Na mesma época, em 2015, o rapaz tinha uma arma de ar comprimido, do
tipo “air soft”, que parecia de verdade. Gostava de exibi-la, segundo
ele, por temer ser alvo de ladrões. Possuía dois carros, um BMW e um
utilitário Hyundai Santa Fe, avariados em acidentes de trânsito, mas
que, para Delgatti, poderiam atrair a atenção de bandidos.
Naquele ano, ele foi alvo de um mandado de busca e apreensão em sua
casa, depois que uma garota de 17 anos, então namorada de seu irmão, o
acusou de estupro —ela acabou refazendo seu primeiro depoimento.
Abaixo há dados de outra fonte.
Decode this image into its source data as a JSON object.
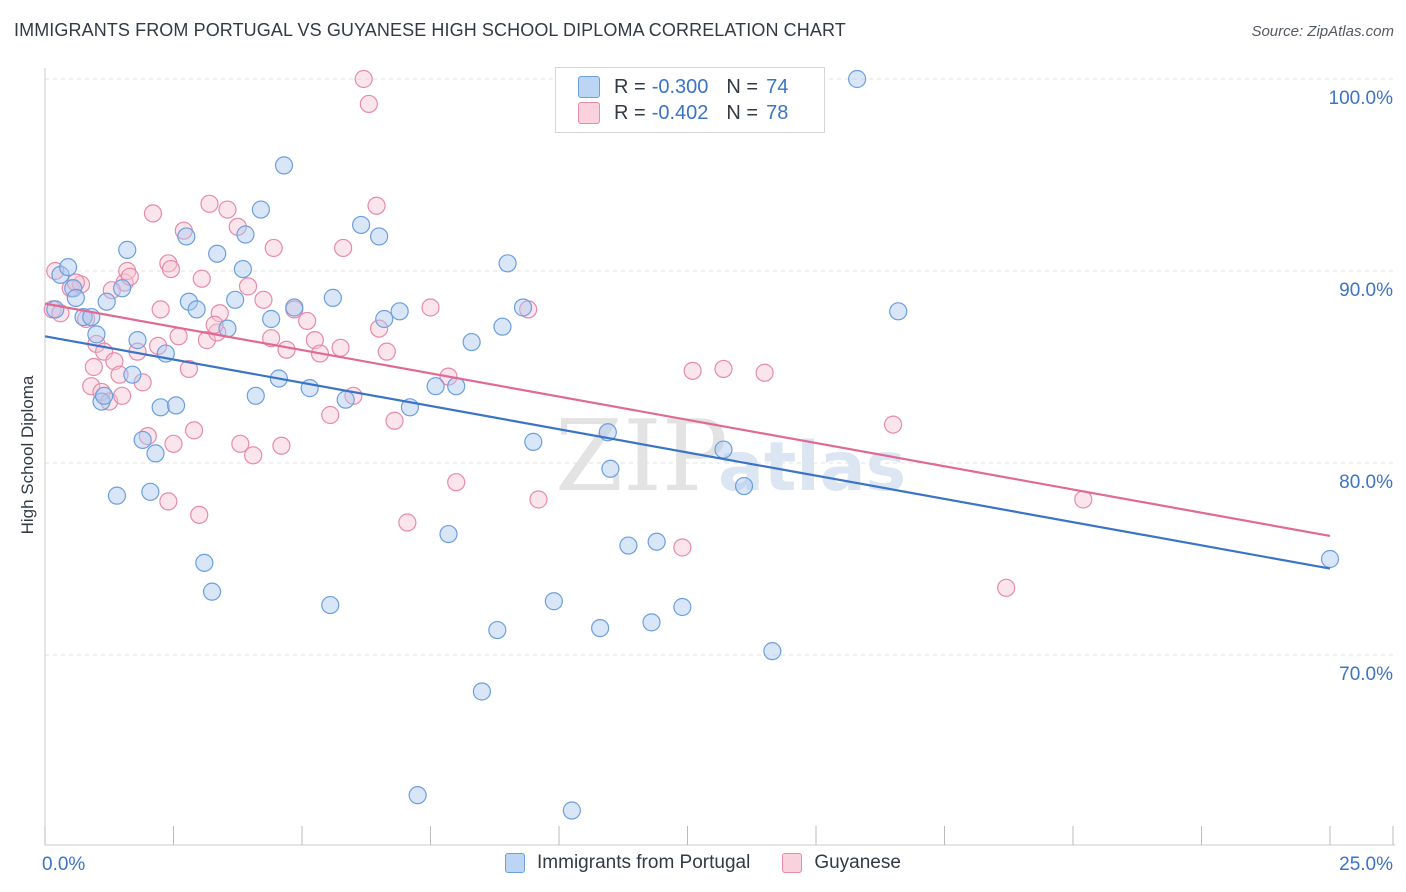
{
  "title": "IMMIGRANTS FROM PORTUGAL VS GUYANESE HIGH SCHOOL DIPLOMA CORRELATION CHART",
  "source": "Source: ZipAtlas.com",
  "watermark": {
    "zip": "ZIP",
    "atlas": "atlas"
  },
  "legend": {
    "r_label": "R =",
    "n_label": "N =",
    "rows": [
      {
        "r": "-0.300",
        "n": "74",
        "color": "#a9c8f0",
        "border": "#6b9fe0"
      },
      {
        "r": "-0.402",
        "n": "78",
        "color": "#f7c6d5",
        "border": "#e88aa8"
      }
    ]
  },
  "chart_data": {
    "type": "scatter",
    "title": "IMMIGRANTS FROM PORTUGAL VS GUYANESE HIGH SCHOOL DIPLOMA CORRELATION CHART",
    "xlabel": "",
    "ylabel": "High School Diploma",
    "xlim": [
      0,
      25
    ],
    "ylim": [
      62,
      101.5
    ],
    "x_tick_labels": [
      "0.0%",
      "25.0%"
    ],
    "y_ticks": [
      70,
      80,
      90,
      100
    ],
    "y_tick_labels": [
      "70.0%",
      "80.0%",
      "90.0%",
      "100.0%"
    ],
    "grid": true,
    "colors": {
      "blue": "#3b74c7",
      "pink": "#e06a94",
      "axis_text": "#3b74c7"
    },
    "series": [
      {
        "name": "Immigrants from Portugal",
        "fill": "#a9c8f0",
        "stroke": "#6b9fe0",
        "line_color": "#3b74c7",
        "trend": {
          "x0": 0,
          "y0": 86.6,
          "x1": 25,
          "y1": 74.5
        },
        "points": [
          [
            0.2,
            88.0
          ],
          [
            0.3,
            89.8
          ],
          [
            0.45,
            90.2
          ],
          [
            0.55,
            89.1
          ],
          [
            0.6,
            88.6
          ],
          [
            0.75,
            87.6
          ],
          [
            0.9,
            87.6
          ],
          [
            1.1,
            83.2
          ],
          [
            1.15,
            83.5
          ],
          [
            1.2,
            88.4
          ],
          [
            1.4,
            78.3
          ],
          [
            1.5,
            89.1
          ],
          [
            1.6,
            91.1
          ],
          [
            1.7,
            84.6
          ],
          [
            1.8,
            86.4
          ],
          [
            1.9,
            81.2
          ],
          [
            2.05,
            78.5
          ],
          [
            2.15,
            80.5
          ],
          [
            2.25,
            82.9
          ],
          [
            2.35,
            85.7
          ],
          [
            2.55,
            83.0
          ],
          [
            2.75,
            91.8
          ],
          [
            2.8,
            88.4
          ],
          [
            2.95,
            88.0
          ],
          [
            3.1,
            74.8
          ],
          [
            3.25,
            73.3
          ],
          [
            3.35,
            90.9
          ],
          [
            3.55,
            87.0
          ],
          [
            3.7,
            88.5
          ],
          [
            3.85,
            90.1
          ],
          [
            3.9,
            91.9
          ],
          [
            4.1,
            83.5
          ],
          [
            4.2,
            93.2
          ],
          [
            4.4,
            87.5
          ],
          [
            4.55,
            84.4
          ],
          [
            4.65,
            95.5
          ],
          [
            4.85,
            88.1
          ],
          [
            5.15,
            83.9
          ],
          [
            5.55,
            72.6
          ],
          [
            5.6,
            88.6
          ],
          [
            6.15,
            92.4
          ],
          [
            6.5,
            91.8
          ],
          [
            6.6,
            87.5
          ],
          [
            5.85,
            83.3
          ],
          [
            6.9,
            87.9
          ],
          [
            7.1,
            82.9
          ],
          [
            7.25,
            62.7
          ],
          [
            7.6,
            84.0
          ],
          [
            7.85,
            76.3
          ],
          [
            8.0,
            84.0
          ],
          [
            8.3,
            86.3
          ],
          [
            8.5,
            68.1
          ],
          [
            8.8,
            71.3
          ],
          [
            8.9,
            87.1
          ],
          [
            9.0,
            90.4
          ],
          [
            9.3,
            88.1
          ],
          [
            9.5,
            81.1
          ],
          [
            9.9,
            72.8
          ],
          [
            10.25,
            61.9
          ],
          [
            10.8,
            71.4
          ],
          [
            11.0,
            79.7
          ],
          [
            10.95,
            81.6
          ],
          [
            11.35,
            75.7
          ],
          [
            11.8,
            71.7
          ],
          [
            11.9,
            75.9
          ],
          [
            12.4,
            72.5
          ],
          [
            13.2,
            80.7
          ],
          [
            13.6,
            78.8
          ],
          [
            14.15,
            70.2
          ],
          [
            15.8,
            100.0
          ],
          [
            16.6,
            87.9
          ],
          [
            25.0,
            75.0
          ],
          [
            12.9,
            99.7
          ],
          [
            1.0,
            86.7
          ]
        ]
      },
      {
        "name": "Guyanese",
        "fill": "#f7c6d5",
        "stroke": "#e88aa8",
        "line_color": "#e06a94",
        "trend": {
          "x0": 0,
          "y0": 88.3,
          "x1": 25,
          "y1": 76.2
        },
        "points": [
          [
            0.15,
            88.0
          ],
          [
            0.2,
            90.0
          ],
          [
            0.3,
            87.8
          ],
          [
            0.5,
            89.1
          ],
          [
            0.7,
            89.3
          ],
          [
            0.8,
            87.5
          ],
          [
            0.9,
            84.0
          ],
          [
            0.95,
            85.0
          ],
          [
            1.0,
            86.2
          ],
          [
            1.1,
            83.7
          ],
          [
            1.15,
            85.8
          ],
          [
            1.25,
            83.2
          ],
          [
            1.35,
            85.3
          ],
          [
            1.45,
            84.6
          ],
          [
            1.5,
            83.5
          ],
          [
            1.55,
            89.4
          ],
          [
            1.6,
            90.0
          ],
          [
            1.65,
            89.7
          ],
          [
            1.8,
            85.8
          ],
          [
            1.9,
            84.2
          ],
          [
            2.0,
            81.4
          ],
          [
            2.1,
            93.0
          ],
          [
            2.2,
            86.1
          ],
          [
            2.25,
            88.0
          ],
          [
            2.4,
            90.4
          ],
          [
            2.45,
            90.1
          ],
          [
            2.5,
            81.0
          ],
          [
            2.6,
            86.6
          ],
          [
            2.7,
            92.1
          ],
          [
            2.8,
            84.9
          ],
          [
            2.9,
            81.7
          ],
          [
            3.0,
            77.3
          ],
          [
            3.05,
            89.6
          ],
          [
            3.15,
            86.4
          ],
          [
            3.2,
            93.5
          ],
          [
            3.35,
            86.8
          ],
          [
            3.4,
            87.8
          ],
          [
            3.55,
            93.2
          ],
          [
            3.75,
            92.3
          ],
          [
            3.8,
            81.0
          ],
          [
            3.95,
            89.2
          ],
          [
            4.05,
            80.4
          ],
          [
            4.25,
            88.5
          ],
          [
            4.4,
            86.5
          ],
          [
            4.45,
            91.2
          ],
          [
            4.6,
            80.9
          ],
          [
            4.7,
            85.9
          ],
          [
            4.85,
            88.0
          ],
          [
            5.1,
            87.4
          ],
          [
            5.25,
            86.4
          ],
          [
            5.35,
            85.7
          ],
          [
            5.55,
            82.5
          ],
          [
            5.75,
            86.0
          ],
          [
            5.8,
            91.2
          ],
          [
            6.0,
            83.5
          ],
          [
            6.2,
            100.0
          ],
          [
            6.3,
            98.7
          ],
          [
            6.45,
            93.4
          ],
          [
            6.5,
            87.0
          ],
          [
            6.65,
            85.8
          ],
          [
            6.8,
            82.2
          ],
          [
            7.05,
            76.9
          ],
          [
            7.5,
            88.1
          ],
          [
            8.0,
            79.0
          ],
          [
            7.85,
            84.5
          ],
          [
            9.4,
            88.0
          ],
          [
            9.6,
            78.1
          ],
          [
            12.4,
            75.6
          ],
          [
            12.6,
            84.8
          ],
          [
            13.2,
            84.9
          ],
          [
            14.0,
            84.7
          ],
          [
            16.5,
            82.0
          ],
          [
            18.7,
            73.5
          ],
          [
            20.2,
            78.1
          ],
          [
            1.3,
            89.0
          ],
          [
            2.4,
            78.0
          ],
          [
            3.3,
            87.2
          ],
          [
            0.6,
            89.4
          ]
        ]
      }
    ]
  }
}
A delegada de polícia encarregada de cumprir o mandado, Meirilene de
Castro Rodrigues, escreveu em relatório que Delgatti teve uma postura
desafiadora ao receber os policiais em seu apartamento em Araraquara. “O
investigado Walter calmamente informou que já havia visto o mandado [de
busca e apreensão], dizendo ainda, sarcasticamente: ‘Eu estava
esperando por vocês’”.
Quando indagado sobre como sabia do mandado, segundo o relatório da
delegada, Delgatti respondeu que era “uma pessoa influente” e que havia
recebido o mandado escaneado em seu notebook dois dias antes.
Para demonstrar que teve acesso ao mandado, Delgatti apresentou um
outro mandado, expedido contra seu irmão, Wisllen, “e mostrou tal
documento na tela do seu notebook”.
A delegada procurava no apartamento a arma que teria sido usada no
estupro contra a menor de idade. Delgatti disse, então, que tinha uma
arma de ar e a usava na cintura porque temia um assalto.
Conforme o relatório da delegada, o suspeito lhe disse que trabalhava
como investidor “e que tem uma conta em um banco da Suíça, motivo pelo
qual ele faz várias viagens por ano, para aquele país e para a Europa
por causa da movimentação dessa conta”.